Native American activist Sacheen Littlefeather, who stood on the Academy Awards stage on behalf of Marlon Brando to refuse his Oscar in 1973, has died. She was 75.

The Academy of Motion Picture Arts and Sciences announced her passing Sunday in a tweet that quoted Littlefeather saying: “When I am gone, always be reminded that whenever you stand for your truth, you will be keeping my voice and the voices of our nations and our people alive.”

Two weeks ago, the Academy held a ceremony at its new Los Angeles museum honoring Littlefeather.

It used the event to publicly apologize for her treatment at the Oscars ceremony nearly 50 years ago, as Breitbart News reported.

File/At the 1973 Academy Awards, Sacheen Littlefeather refuses the Academy Award for Best Actor on behalf of Marlon Brando who won for his role in The Godfather. (BettmannGetty)

Littlefeather shot to global prominence when Brando won best actor for The Godfather, and she took the stage wearing buckskin dress and moccasins to address the gathered audience and through them the watching world.

In a 60-second speech, she explained Brando could not accept the award, adding the absent actor had asked Littlefeather to decline the award for him in an act of protest against the “treatment of Native Americans by the film industry.”

Littlefeather had been instructed not to touch the Oscar statuette and had been given a typed eight-page speech to read.
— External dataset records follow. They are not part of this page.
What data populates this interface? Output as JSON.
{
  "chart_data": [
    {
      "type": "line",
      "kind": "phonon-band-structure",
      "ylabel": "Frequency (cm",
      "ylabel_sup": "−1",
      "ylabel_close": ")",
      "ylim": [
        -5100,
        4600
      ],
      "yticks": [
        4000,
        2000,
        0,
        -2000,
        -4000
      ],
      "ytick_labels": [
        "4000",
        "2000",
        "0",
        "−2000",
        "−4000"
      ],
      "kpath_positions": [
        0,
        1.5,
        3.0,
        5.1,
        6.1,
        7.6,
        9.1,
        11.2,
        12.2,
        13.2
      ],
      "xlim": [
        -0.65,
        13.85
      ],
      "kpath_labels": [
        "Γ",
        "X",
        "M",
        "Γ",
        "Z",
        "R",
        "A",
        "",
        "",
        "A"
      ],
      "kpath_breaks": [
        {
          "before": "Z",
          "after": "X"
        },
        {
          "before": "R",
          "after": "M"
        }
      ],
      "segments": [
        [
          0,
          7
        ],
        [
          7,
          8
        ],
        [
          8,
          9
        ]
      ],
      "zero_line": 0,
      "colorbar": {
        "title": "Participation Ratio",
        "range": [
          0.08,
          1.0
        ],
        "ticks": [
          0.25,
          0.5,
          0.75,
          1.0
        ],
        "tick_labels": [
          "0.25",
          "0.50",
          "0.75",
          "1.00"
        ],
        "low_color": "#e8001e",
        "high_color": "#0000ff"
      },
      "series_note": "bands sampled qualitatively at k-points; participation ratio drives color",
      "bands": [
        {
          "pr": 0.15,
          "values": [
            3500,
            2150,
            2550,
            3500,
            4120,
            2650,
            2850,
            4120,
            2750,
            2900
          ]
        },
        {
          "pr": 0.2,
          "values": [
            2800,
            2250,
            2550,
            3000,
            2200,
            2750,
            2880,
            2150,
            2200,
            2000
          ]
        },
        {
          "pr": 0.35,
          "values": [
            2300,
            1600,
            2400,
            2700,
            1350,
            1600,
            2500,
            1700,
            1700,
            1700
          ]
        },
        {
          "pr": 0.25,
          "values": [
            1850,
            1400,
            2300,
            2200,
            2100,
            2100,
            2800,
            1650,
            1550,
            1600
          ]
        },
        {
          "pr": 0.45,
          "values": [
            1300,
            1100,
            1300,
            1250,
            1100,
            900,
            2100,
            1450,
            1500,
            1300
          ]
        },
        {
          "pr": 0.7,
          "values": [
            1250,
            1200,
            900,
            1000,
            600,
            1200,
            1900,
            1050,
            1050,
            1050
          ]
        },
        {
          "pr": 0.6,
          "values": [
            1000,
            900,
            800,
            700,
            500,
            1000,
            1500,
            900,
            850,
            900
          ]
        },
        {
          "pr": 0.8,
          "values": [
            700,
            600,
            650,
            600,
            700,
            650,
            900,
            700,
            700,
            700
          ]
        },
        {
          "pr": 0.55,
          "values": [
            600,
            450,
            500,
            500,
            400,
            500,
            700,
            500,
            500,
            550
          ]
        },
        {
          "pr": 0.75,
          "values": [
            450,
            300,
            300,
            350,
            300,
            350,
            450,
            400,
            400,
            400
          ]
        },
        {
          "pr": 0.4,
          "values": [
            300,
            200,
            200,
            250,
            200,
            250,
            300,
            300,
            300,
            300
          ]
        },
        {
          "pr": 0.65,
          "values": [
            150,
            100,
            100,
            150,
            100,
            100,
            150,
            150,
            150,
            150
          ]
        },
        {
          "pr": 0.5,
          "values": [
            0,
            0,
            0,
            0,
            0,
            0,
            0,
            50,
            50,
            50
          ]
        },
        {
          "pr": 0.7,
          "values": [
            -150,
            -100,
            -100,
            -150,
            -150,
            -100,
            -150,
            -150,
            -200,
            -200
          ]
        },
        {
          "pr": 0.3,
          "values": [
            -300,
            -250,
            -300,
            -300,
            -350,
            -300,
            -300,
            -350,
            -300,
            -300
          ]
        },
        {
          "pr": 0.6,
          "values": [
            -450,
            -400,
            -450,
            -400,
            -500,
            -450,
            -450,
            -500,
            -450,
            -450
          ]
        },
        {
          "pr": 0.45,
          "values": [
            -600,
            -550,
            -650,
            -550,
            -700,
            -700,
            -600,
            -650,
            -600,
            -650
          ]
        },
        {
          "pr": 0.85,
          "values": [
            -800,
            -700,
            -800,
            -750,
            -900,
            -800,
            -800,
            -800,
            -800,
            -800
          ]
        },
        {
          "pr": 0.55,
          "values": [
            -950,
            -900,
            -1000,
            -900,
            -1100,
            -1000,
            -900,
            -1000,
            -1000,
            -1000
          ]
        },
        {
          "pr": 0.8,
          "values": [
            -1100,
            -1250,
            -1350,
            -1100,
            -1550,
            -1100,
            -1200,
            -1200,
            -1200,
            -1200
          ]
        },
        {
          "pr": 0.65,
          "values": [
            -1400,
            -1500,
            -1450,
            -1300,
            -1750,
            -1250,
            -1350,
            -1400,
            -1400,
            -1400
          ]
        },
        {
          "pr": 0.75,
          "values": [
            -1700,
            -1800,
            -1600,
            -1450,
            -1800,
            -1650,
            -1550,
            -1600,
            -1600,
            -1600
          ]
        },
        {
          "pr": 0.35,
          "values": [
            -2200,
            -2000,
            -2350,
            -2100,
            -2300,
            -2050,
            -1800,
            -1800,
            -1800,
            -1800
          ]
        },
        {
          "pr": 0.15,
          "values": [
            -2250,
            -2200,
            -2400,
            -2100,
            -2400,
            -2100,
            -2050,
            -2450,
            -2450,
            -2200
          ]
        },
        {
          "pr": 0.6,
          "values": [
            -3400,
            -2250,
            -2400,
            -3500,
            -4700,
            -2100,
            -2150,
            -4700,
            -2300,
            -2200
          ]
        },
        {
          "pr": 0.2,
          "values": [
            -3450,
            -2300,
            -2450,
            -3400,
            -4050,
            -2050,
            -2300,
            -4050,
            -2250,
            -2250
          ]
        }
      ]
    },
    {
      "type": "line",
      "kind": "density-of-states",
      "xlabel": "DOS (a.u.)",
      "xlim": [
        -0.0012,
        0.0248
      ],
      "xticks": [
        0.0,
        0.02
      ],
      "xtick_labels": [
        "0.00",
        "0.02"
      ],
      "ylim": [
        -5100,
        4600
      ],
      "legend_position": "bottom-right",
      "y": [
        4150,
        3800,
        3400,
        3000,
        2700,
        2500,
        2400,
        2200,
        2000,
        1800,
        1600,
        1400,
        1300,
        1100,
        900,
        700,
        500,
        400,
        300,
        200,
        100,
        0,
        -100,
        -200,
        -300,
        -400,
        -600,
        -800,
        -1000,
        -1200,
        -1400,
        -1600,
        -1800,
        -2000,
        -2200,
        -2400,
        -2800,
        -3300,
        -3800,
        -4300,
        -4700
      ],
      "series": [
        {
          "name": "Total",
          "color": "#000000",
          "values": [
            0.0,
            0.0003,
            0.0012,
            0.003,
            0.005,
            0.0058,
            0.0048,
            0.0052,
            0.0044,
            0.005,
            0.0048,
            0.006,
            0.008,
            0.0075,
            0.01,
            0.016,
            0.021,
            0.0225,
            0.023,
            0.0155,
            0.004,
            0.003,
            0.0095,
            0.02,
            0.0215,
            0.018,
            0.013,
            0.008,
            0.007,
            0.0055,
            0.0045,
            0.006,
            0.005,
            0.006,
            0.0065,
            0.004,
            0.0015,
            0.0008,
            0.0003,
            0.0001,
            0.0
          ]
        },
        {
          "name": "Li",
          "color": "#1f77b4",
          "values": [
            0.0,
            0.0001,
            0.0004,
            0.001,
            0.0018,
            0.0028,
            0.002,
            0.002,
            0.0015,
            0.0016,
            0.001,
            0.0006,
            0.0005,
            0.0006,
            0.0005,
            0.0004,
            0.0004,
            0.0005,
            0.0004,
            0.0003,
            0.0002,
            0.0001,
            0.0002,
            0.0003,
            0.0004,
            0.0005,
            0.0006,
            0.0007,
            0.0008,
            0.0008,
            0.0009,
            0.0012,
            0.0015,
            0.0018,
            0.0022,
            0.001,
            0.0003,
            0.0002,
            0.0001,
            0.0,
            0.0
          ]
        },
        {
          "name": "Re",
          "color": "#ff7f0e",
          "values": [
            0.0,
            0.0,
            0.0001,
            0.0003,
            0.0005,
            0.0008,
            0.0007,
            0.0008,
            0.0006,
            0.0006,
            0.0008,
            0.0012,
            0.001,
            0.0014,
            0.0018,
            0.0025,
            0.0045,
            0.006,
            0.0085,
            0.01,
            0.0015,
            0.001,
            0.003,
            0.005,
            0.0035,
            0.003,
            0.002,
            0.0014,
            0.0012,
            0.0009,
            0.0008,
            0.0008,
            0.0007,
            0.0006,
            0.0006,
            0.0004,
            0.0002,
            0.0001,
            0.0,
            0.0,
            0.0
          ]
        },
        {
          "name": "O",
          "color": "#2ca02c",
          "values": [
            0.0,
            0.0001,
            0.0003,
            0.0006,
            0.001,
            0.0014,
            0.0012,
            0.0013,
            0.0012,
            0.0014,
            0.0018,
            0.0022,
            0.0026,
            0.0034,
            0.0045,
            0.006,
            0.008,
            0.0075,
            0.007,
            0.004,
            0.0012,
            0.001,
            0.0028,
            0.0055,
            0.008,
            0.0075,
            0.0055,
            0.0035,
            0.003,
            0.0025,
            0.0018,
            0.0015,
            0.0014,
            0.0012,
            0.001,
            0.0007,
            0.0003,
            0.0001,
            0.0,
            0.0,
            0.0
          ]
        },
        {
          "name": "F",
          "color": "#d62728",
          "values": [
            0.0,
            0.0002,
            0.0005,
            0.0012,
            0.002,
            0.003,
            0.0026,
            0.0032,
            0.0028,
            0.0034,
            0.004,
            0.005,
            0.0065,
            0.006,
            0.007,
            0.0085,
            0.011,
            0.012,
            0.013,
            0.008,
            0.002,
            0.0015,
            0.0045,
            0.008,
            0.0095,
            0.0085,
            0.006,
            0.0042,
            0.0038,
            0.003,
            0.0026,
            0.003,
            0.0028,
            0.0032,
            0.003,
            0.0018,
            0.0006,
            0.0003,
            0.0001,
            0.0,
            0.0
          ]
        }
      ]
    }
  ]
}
File/American Indian activist Sacheen Littlefeather adorned w. tribal, beaded pigtail decorations & feather in her hair as she wears a down jacket over squaw dress while marching in a parade; San Francisco. (Kim Komenich/Getty)

AFP reports she said Western star John Wayne had to be restrained from physically assaulting her as she left the stage.

Littlefeather, a member of the Screen Actors’ Guild, subsequently found it difficult to get work in Hollywood, with casting directors warned not to employ her.

In a podcast earlier this year with Jacqueline Stewart, a film scholar and director of the Academy Museum, Littlefeather reflected on what compelled her to speak out in 1973.

Sacheen Littlefeather on stage at AMPAS Presents An Evening with Sacheen Littlefeather at Academy Museum of Motion Pictures on September 17, 2022 in Los Angeles. (Frazer Harrison/Getty)

“I felt that there should be Native people, Black people, Asian people, Chicano people — I felt there should be an inclusion of everyone,” said Littlefeather.

“A rainbow of people that should be involved in creating their own image.”